Lines per author for a file
Looking at attribution for a single file is slightly easier:
$ git blame --line-porcelain README.md \
| sed -n 's/^author //p' | sort | uniq -c | sort -r
32 Matthieu Moy
9 Nicolas Pitre
9 Junio C Hamano
5 Benjamin Dopplinger
4 Christian Couder
2 Stefano Lattarini
Changes by author
It's also possible to sort authors by the number of lines they've changed.
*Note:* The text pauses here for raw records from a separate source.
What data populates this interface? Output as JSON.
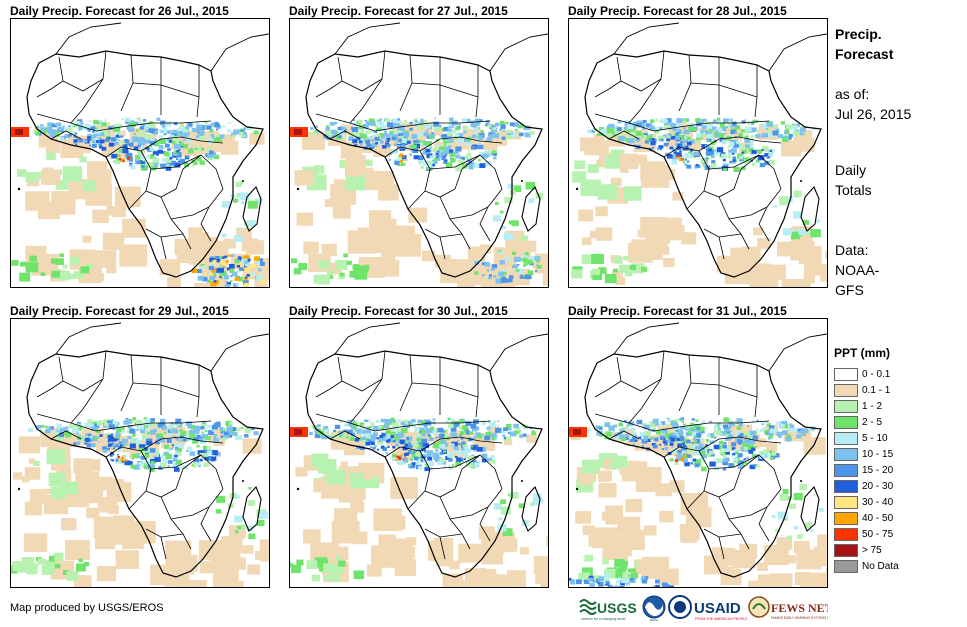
{
  "panels": [
    {
      "title": "Daily Precip. Forecast for 26 Jul., 2015",
      "day": 0
    },
    {
      "title": "Daily Precip. Forecast for 27 Jul., 2015",
      "day": 1
    },
    {
      "title": "Daily Precip. Forecast for 28 Jul., 2015",
      "day": 2
    },
    {
      "title": "Daily Precip. Forecast for 29 Jul., 2015",
      "day": 3
    },
    {
      "title": "Daily Precip. Forecast for 30 Jul., 2015",
      "day": 4
    },
    {
      "title": "Daily Precip. Forecast for 31 Jul., 2015",
      "day": 5
    }
  ],
  "sidebar": {
    "title_line1": "Precip.",
    "title_line2": "Forecast",
    "asof_line1": "as of:",
    "asof_line2": "Jul 26, 2015",
    "totals_line1": "Daily",
    "totals_line2": "Totals",
    "data_line1": "Data:",
    "data_line2": "NOAA-",
    "data_line3": "GFS"
  },
  "legend": {
    "title": "PPT (mm)",
    "items": [
      {
        "label": "0 - 0.1",
        "color": "#ffffff"
      },
      {
        "label": "0.1 - 1",
        "color": "#f1d9b5"
      },
      {
        "label": "1 - 2",
        "color": "#b8f2b0"
      },
      {
        "label": "2 - 5",
        "color": "#6fe36a"
      },
      {
        "label": "5 - 10",
        "color": "#b7eef5"
      },
      {
        "label": "10 - 15",
        "color": "#7ec0ee"
      },
      {
        "label": "15 - 20",
        "color": "#4c95e8"
      },
      {
        "label": "20 - 30",
        "color": "#1f5fdc"
      },
      {
        "label": "30 - 40",
        "color": "#ffe680"
      },
      {
        "label": "40 - 50",
        "color": "#ffa500"
      },
      {
        "label": "50 - 75",
        "color": "#ff3300"
      },
      {
        "label": "> 75",
        "color": "#a31515"
      },
      {
        "label": "No Data",
        "color": "#999999"
      }
    ]
  },
  "footer": {
    "credit": "Map produced by USGS/EROS",
    "logos": [
      "USGS",
      "NOAA",
      "USAID",
      "FEWS NET"
    ]
  }
}
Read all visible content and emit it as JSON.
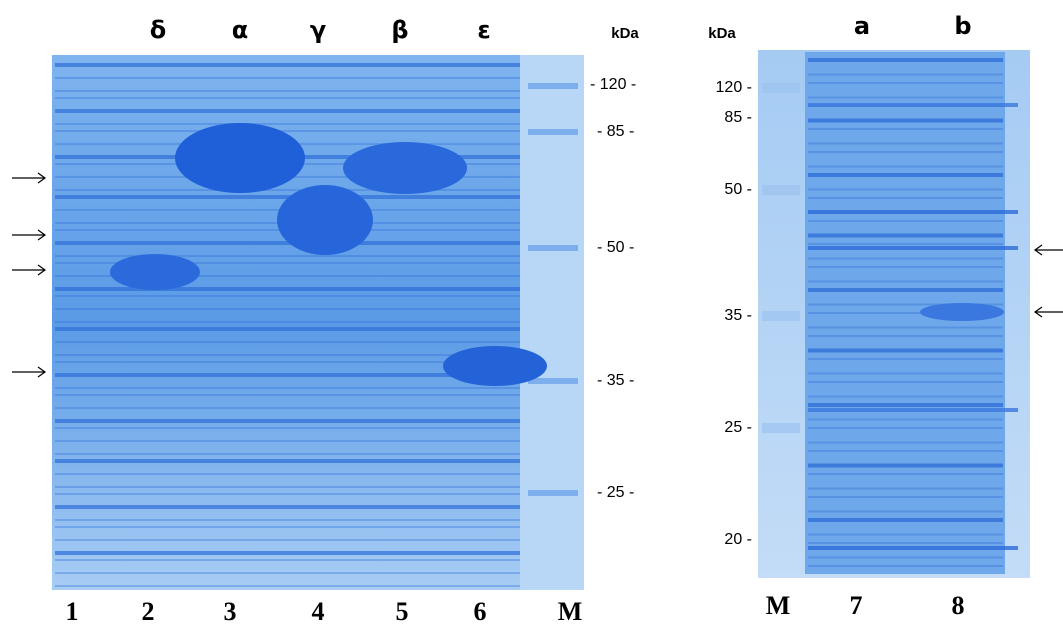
{
  "left_gel": {
    "lane_headers": [
      "δ",
      "α",
      "γ",
      "β",
      "ε"
    ],
    "unit": "kDa",
    "markers": [
      "- 120 -",
      "- 85 -",
      "- 50 -",
      "- 35 -",
      "- 25 -"
    ],
    "lanes": [
      "1",
      "2",
      "3",
      "4",
      "5",
      "6",
      "M"
    ]
  },
  "right_gel": {
    "lane_headers": [
      "a",
      "b"
    ],
    "unit": "kDa",
    "markers": [
      "120 -",
      "85 -",
      "50 -",
      "35 -",
      "25 -",
      "20 -"
    ],
    "lanes": [
      "M",
      "7",
      "8"
    ]
  }
}
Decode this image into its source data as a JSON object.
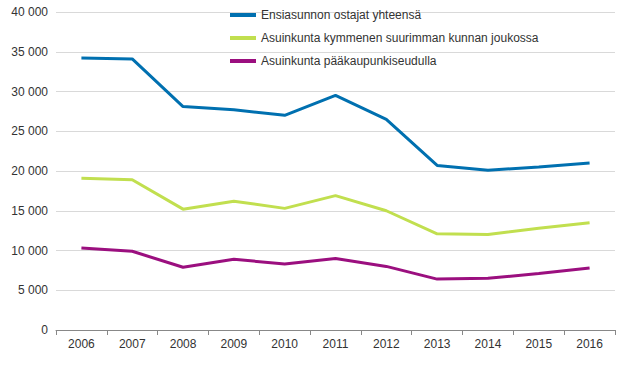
{
  "chart_data": {
    "type": "line",
    "categories": [
      "2006",
      "2007",
      "2008",
      "2009",
      "2010",
      "2011",
      "2012",
      "2013",
      "2014",
      "2015",
      "2016"
    ],
    "series": [
      {
        "name": "Ensiasunnon ostajat yhteensä",
        "color": "#0070b0",
        "values": [
          34200,
          34100,
          28100,
          27700,
          27000,
          29500,
          26500,
          20700,
          20100,
          20500,
          21000
        ]
      },
      {
        "name": "Asuinkunta kymmenen suurimman kunnan joukossa",
        "color": "#c1df4f",
        "values": [
          19100,
          18900,
          15200,
          16200,
          15300,
          16900,
          15000,
          12100,
          12000,
          12800,
          13500
        ]
      },
      {
        "name": "Asuinkunta pääkaupunkiseudulla",
        "color": "#9b0f7f",
        "values": [
          10300,
          9900,
          7900,
          8900,
          8300,
          9000,
          8000,
          6400,
          6500,
          7100,
          7800
        ]
      }
    ],
    "ylim": [
      0,
      40000
    ],
    "yticks": [
      0,
      {
        "value": 5000,
        "label": "5 000"
      },
      {
        "value": 10000,
        "label": "10 000"
      },
      {
        "value": 15000,
        "label": "15 000"
      },
      {
        "value": 20000,
        "label": "20 000"
      },
      {
        "value": 25000,
        "label": "25 000"
      },
      {
        "value": 30000,
        "label": "30 000"
      },
      {
        "value": 35000,
        "label": "35 000"
      },
      {
        "value": 40000,
        "label": "40 000"
      }
    ],
    "grid": true,
    "legend": "top"
  }
}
The following command does this:
$ git log --all --format='%aN'|sort -u| xargs -d "\n" -n 1 -I {} \
bash -c 'echo "$(git log --format='' --author="{}" --numstat|awk "{total += (\$1 + \$2)}END{print total}") {}"' \
| sort -rn | head -n 5
366281 Junio C Hamano
154231 Linus Torvalds
145731 Jiang Xin
78303 Peter Krefting
78085 Shawn O. Pearce
Note: This is another slow command, it took about twelve minutes to run.
A word of warning
It's nice how easy it is to pull statistics from Git. However it's important to remember lines of code/number of commits is often a very poor metric to judge quality.
As always with statistics, this quote is relevant:
There are three kinds of lies: lies, damned lies, and statistics.